Re: Measuring (quantifying) morality?

From: Damien Broderick (thespike@satx.rr.com)
Date: Fri Aug 25 2006 - 12:27:04 MDT


At 09:03 AM 8/25/2006 -0700, Eliezer wrote:

>I don't really think that beauty should really be measured in
>millihelens either, but I still think it's funny.

Mildly, sure. Quick grin, move along.

>Same principle.

I don't think so. But then nobody seems to have noticed that my
original waspish comment was also a joke, whimsy with a razor blade.
The trouble with any discussion from this point on is that we are
both murdering butterflies with machine guns. But to do so for a
moment: the deep background to my little joke was that way back in
the day, when you were "not a teenager", in documents that are
probably no longer accessible on the net, you asserted with your
typical immense confidence that morality was indeed surely universal,
and that (if I recall correctly) the solution to a benevolent machine
intelligence was to guide it towards this Universal Morality, or at
any rate to encourage it (ver) to find that truth for itself
(verself).
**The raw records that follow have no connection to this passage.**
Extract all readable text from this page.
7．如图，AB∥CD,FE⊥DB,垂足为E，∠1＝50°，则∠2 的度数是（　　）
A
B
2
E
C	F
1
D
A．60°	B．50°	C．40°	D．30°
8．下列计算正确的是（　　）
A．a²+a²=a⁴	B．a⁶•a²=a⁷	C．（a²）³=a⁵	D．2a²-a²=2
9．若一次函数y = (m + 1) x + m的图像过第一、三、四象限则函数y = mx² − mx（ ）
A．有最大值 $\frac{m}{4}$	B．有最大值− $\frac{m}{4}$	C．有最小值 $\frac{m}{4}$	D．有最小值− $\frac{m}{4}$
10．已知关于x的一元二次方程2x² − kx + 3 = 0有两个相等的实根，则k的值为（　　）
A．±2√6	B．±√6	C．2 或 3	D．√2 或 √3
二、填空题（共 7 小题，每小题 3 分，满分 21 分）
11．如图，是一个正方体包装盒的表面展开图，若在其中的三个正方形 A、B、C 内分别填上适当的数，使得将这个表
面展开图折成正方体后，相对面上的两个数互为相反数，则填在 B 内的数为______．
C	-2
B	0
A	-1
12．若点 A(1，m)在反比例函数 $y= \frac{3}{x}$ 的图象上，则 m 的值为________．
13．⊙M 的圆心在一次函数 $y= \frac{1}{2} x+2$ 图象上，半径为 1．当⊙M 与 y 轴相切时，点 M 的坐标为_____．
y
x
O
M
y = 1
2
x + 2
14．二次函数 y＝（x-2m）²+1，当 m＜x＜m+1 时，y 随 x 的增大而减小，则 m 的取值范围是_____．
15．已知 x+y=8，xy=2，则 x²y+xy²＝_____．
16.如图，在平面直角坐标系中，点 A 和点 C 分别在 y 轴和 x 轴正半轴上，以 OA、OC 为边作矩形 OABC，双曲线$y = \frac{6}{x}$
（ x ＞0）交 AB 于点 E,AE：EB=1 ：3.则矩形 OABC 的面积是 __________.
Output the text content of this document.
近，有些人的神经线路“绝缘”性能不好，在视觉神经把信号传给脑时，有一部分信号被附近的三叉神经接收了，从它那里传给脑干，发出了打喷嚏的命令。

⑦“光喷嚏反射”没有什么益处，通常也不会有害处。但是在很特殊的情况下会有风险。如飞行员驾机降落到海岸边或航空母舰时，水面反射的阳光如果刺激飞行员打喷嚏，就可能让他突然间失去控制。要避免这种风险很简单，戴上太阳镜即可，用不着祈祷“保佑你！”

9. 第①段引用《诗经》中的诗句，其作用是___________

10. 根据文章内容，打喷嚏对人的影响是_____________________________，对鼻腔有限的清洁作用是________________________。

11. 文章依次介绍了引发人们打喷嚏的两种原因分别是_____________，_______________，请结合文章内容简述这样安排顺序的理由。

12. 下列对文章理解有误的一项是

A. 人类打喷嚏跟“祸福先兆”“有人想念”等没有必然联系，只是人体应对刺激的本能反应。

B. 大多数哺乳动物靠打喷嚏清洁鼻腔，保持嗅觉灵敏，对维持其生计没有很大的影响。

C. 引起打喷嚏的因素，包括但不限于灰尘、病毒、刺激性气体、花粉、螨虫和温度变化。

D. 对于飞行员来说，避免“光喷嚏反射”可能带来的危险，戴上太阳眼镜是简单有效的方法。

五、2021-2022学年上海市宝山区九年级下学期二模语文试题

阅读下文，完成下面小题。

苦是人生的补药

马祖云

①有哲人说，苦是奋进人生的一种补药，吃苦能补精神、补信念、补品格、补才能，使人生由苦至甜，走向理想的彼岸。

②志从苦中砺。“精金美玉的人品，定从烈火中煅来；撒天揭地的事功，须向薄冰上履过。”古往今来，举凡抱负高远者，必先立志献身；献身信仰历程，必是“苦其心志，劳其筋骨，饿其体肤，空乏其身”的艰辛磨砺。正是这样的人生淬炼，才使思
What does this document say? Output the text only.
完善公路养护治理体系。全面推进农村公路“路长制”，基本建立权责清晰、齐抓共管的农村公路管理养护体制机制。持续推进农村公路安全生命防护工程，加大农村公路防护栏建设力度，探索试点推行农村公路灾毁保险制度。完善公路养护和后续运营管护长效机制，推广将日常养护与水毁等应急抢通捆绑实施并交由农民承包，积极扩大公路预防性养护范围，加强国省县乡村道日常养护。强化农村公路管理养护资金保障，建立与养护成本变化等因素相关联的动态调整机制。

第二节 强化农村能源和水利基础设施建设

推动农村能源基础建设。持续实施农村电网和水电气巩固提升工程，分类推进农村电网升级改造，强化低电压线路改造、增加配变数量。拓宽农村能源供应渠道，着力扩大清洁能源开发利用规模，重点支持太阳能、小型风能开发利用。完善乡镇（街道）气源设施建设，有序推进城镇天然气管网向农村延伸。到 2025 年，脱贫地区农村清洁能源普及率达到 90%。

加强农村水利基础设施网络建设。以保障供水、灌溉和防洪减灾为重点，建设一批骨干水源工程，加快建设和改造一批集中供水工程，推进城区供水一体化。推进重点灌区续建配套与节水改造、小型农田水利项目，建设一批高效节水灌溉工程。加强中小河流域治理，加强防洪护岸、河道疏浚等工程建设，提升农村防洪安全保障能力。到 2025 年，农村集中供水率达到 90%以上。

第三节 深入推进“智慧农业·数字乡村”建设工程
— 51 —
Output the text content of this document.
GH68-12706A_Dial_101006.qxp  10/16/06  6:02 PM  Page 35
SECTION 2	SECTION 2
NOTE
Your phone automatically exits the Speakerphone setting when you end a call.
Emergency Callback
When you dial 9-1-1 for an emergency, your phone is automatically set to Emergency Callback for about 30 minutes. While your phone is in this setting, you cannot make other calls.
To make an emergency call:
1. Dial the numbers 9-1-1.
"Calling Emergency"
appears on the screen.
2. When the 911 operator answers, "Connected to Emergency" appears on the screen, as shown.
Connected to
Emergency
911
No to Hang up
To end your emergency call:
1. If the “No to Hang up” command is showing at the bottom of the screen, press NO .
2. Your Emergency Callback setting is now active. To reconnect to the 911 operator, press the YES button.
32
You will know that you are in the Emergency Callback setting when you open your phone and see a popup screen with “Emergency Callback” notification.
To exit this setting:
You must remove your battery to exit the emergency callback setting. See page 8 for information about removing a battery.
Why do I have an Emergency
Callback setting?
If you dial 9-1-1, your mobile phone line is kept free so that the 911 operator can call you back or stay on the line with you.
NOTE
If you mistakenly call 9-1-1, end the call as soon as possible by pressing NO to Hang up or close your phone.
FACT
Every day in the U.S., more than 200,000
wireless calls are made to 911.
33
A number of people, including me, explained why this was a
rather daft idea that completely missed the point. Sometime later,
you abandoned this opinion. It is therefore rather entertaining, if
not thigh-slapping, to see you making a joke that dubs those who pant
after morality as morons. Thud. Apologies to everyone for the
appallingly heavy-handed exegesis.

>Give me a break, Damien! How intelligent do you think *you* would
>have to be, before you were so intelligent that *every single one*
>of your jokes was necessarily a creation of deeply subtle wisdom?

Sufficiently, I hope, to notice when my little joke, apparently at
someone else's expense, came back to bite me on the ass. This is an
equal opportunity comment.

>how would *you* feel if *I* insisted on interpreting every one of
>your jokes as meaningful?

But they are, and hilarious as well.